Was macht eine klare Halogenid-Sole aus?

Keine suspendierten Feststoffe überschreiten die Löslichkeit, so dass die Flüssigkeit transparent und bis unter 0,5 NTU filtrierbar ist. Das gesamte Gewicht stammt von gelösten Salzen.

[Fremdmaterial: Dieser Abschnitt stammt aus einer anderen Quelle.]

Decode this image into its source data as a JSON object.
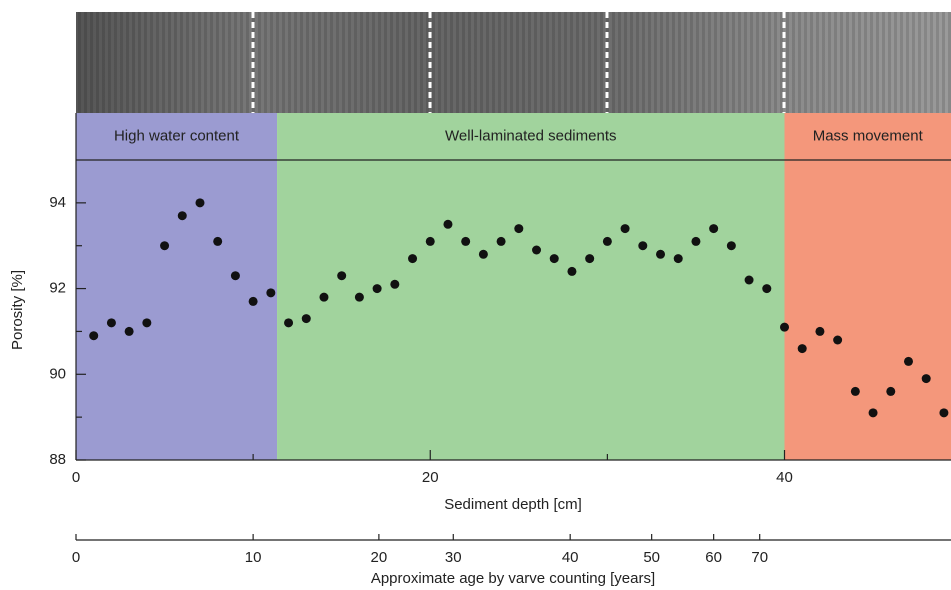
{
  "chart_data": {
    "type": "scatter",
    "xlabel": "Sediment depth [cm]",
    "ylabel": "Porosity [%]",
    "xlim": [
      0,
      49.4
    ],
    "xticks": [
      0,
      20,
      40
    ],
    "xminor_ticks": [
      10,
      30
    ],
    "ylim": [
      88,
      95
    ],
    "yticks": [
      88,
      90,
      92,
      94
    ],
    "yminor_ticks": [
      89,
      91,
      93
    ],
    "color": "#111111",
    "regions": [
      {
        "label": "High water content",
        "start": 0,
        "end": 11.35,
        "color": "#9b9bd1"
      },
      {
        "label": "Well-laminated sediments",
        "start": 11.35,
        "end": 40,
        "color": "#a1d39d"
      },
      {
        "label": "Mass movement",
        "start": 40,
        "end": 49.4,
        "color": "#f4977b"
      }
    ],
    "x": [
      1,
      2,
      3,
      4,
      5,
      6,
      7,
      8,
      9,
      10,
      11,
      12,
      13,
      14,
      15,
      16,
      17,
      18,
      19,
      20,
      21,
      22,
      23,
      24,
      25,
      26,
      27,
      28,
      29,
      30,
      31,
      32,
      33,
      34,
      35,
      36,
      37,
      38,
      39,
      40,
      41,
      42,
      43,
      44,
      45,
      46,
      47,
      48,
      49
    ],
    "values": [
      90.9,
      91.2,
      91.0,
      91.2,
      93.0,
      93.7,
      94.0,
      93.1,
      92.3,
      91.7,
      91.9,
      91.2,
      91.3,
      91.8,
      92.3,
      91.8,
      92.0,
      92.1,
      92.7,
      93.1,
      93.5,
      93.1,
      92.8,
      93.1,
      93.4,
      92.9,
      92.7,
      92.4,
      92.7,
      93.1,
      93.4,
      93.0,
      92.8,
      92.7,
      93.1,
      93.4,
      93.0,
      92.2,
      92.0,
      91.1,
      90.6,
      91.0,
      90.8,
      89.6,
      89.1,
      89.6,
      90.3,
      89.9,
      89.1
    ],
    "age_axis": {
      "label": "Approximate age by varve counting [years]",
      "ticks": [
        0,
        10,
        20,
        30,
        40,
        50,
        60,
        70
      ],
      "depths": [
        0,
        10,
        17.1,
        21.3,
        27.9,
        32.5,
        36.0,
        38.6
      ]
    }
  }
}
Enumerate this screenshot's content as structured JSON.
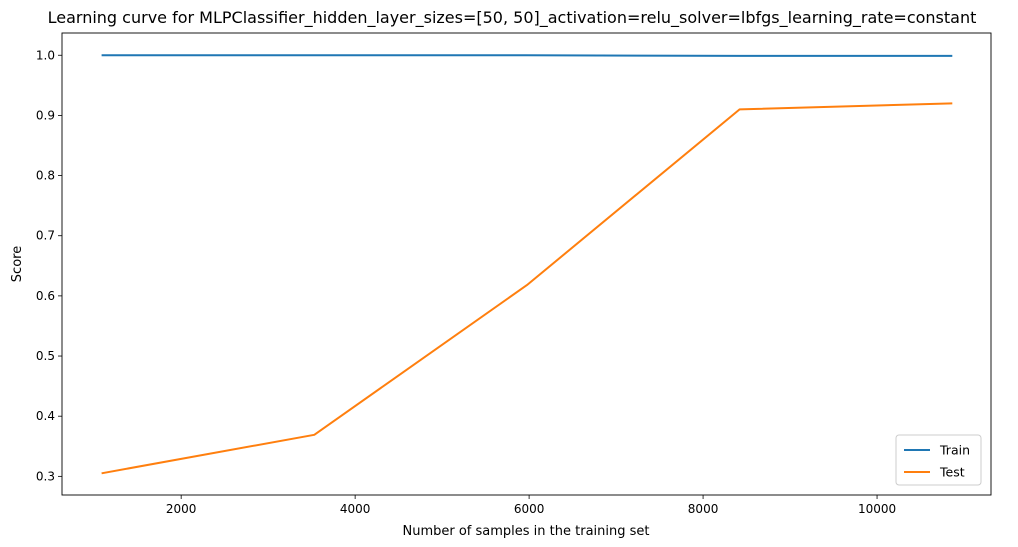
{
  "chart_data": {
    "type": "line",
    "title": "Learning curve for MLPClassifier_hidden_layer_sizes=[50, 50]_activation=relu_solver=lbfgs_learning_rate=constant",
    "xlabel": "Number of samples in the training set",
    "ylabel": "Score",
    "xlim": [
      630,
      11310
    ],
    "ylim": [
      0.269,
      1.037
    ],
    "xticks": [
      2000,
      4000,
      6000,
      8000,
      10000
    ],
    "yticks": [
      0.3,
      0.4,
      0.5,
      0.6,
      0.7,
      0.8,
      0.9,
      1.0
    ],
    "xtick_labels": [
      "2000",
      "4000",
      "6000",
      "8000",
      "10000"
    ],
    "ytick_labels": [
      "0.3",
      "0.4",
      "0.5",
      "0.6",
      "0.7",
      "0.8",
      "0.9",
      "1.0"
    ],
    "x": [
      1085,
      3530,
      5975,
      8420,
      10865
    ],
    "series": [
      {
        "name": "Train",
        "color": "#1f77b4",
        "values": [
          1.0,
          1.0,
          1.0,
          0.999,
          0.999
        ]
      },
      {
        "name": "Test",
        "color": "#ff7f0e",
        "values": [
          0.305,
          0.369,
          0.618,
          0.91,
          0.92
        ]
      }
    ],
    "legend_position": "lower-right",
    "grid": false
  }
}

Welche Salze sind am häufigsten?

Natriumchlorid, Calciumchlorid, Natriumbromid, Calciumbromid und Zinkbromid. Die Dichte wird durch Mischen dieser Stoffe in Wasser eingestellt.

Warum sollte man sich für klare Sole statt für beschwerten Schlamm entscheiden?

Sie hinterlassen keinen Filterkuchen, minimieren die Beschädigung der Formation, lassen sich leicht durch die Fertigstellungshardware führen und erreichen schnell eine Submikron-Filtration.

Warum Ultraschall zum Mischen klarer Halogenid-Sole verwenden?

Die Ultraschallbehandlung verkürzt die Auflösungszeit erheblich, ermöglicht das Mischen bei Raumtemperatur, entfernt den Sauerstoff, der die Korrosion fördert, und erzeugt eine geringe Trübung ohne große mechanische Rührwerke.

Welche Energieintensität ist typisch für die Beschallung?

Die meisten Anlagen erfüllen die Anforderungen mit 0,3-0,5 kWh pro Kubikmeter fertiger Sole. Der genaue Wert hängt von der Salzart und der Zieldichte ab.

Wie wird die Dichte vor Ort kontrolliert?

Trockenes Salz oder Konzentrat wird unter Beschallung aufgelöst und dann mit Wasser getrimmt. Inline-Densitometer halten die Dichte innerhalb von ±2 kg/m3 (±0,02 lb/gal).

Sind klare Solen korrosiv?

Ja. Chlorid und Bromid verursachen örtlich begrenzte Lochfraß und Korrosion. Die Betreiber entlüften, fügen Inhibitoren hinzu und verwenden korrosionsbeständige Legierungen.

Kann verbrauchte Halogenid-Sole recycelt werden?

Ja, verbrauchte Flüssigkeiten werden gefiltert, desoxidiert, in der Dichte angepasst und wiederverwendet. Zinkhaltige Solen können vor der Entsorgung einer Zn-Rückgewinnung unterzogen werden.

Welche Temperaturen können diese Solen vertragen?

CaBr2/CaCl2-Mischungen bleiben bis ca. 150°C (302°F) klar. ZnBr2-Konzentrate bleiben über 200°C (392°F) klar, sind aber stark korrosiv.

Wie schnell kann Ultraschall Salz auflösen?

Industrielle Anlagen reduzieren eine CaBr2-Charge von 4 Stunden (beheizter Flügelradmischer) auf ca. 30 Minuten (bei Raumtemperatur) für 1700 kg/m3 Halogenid-Sole und sparen so Kraftstoff und Anlagenzeit.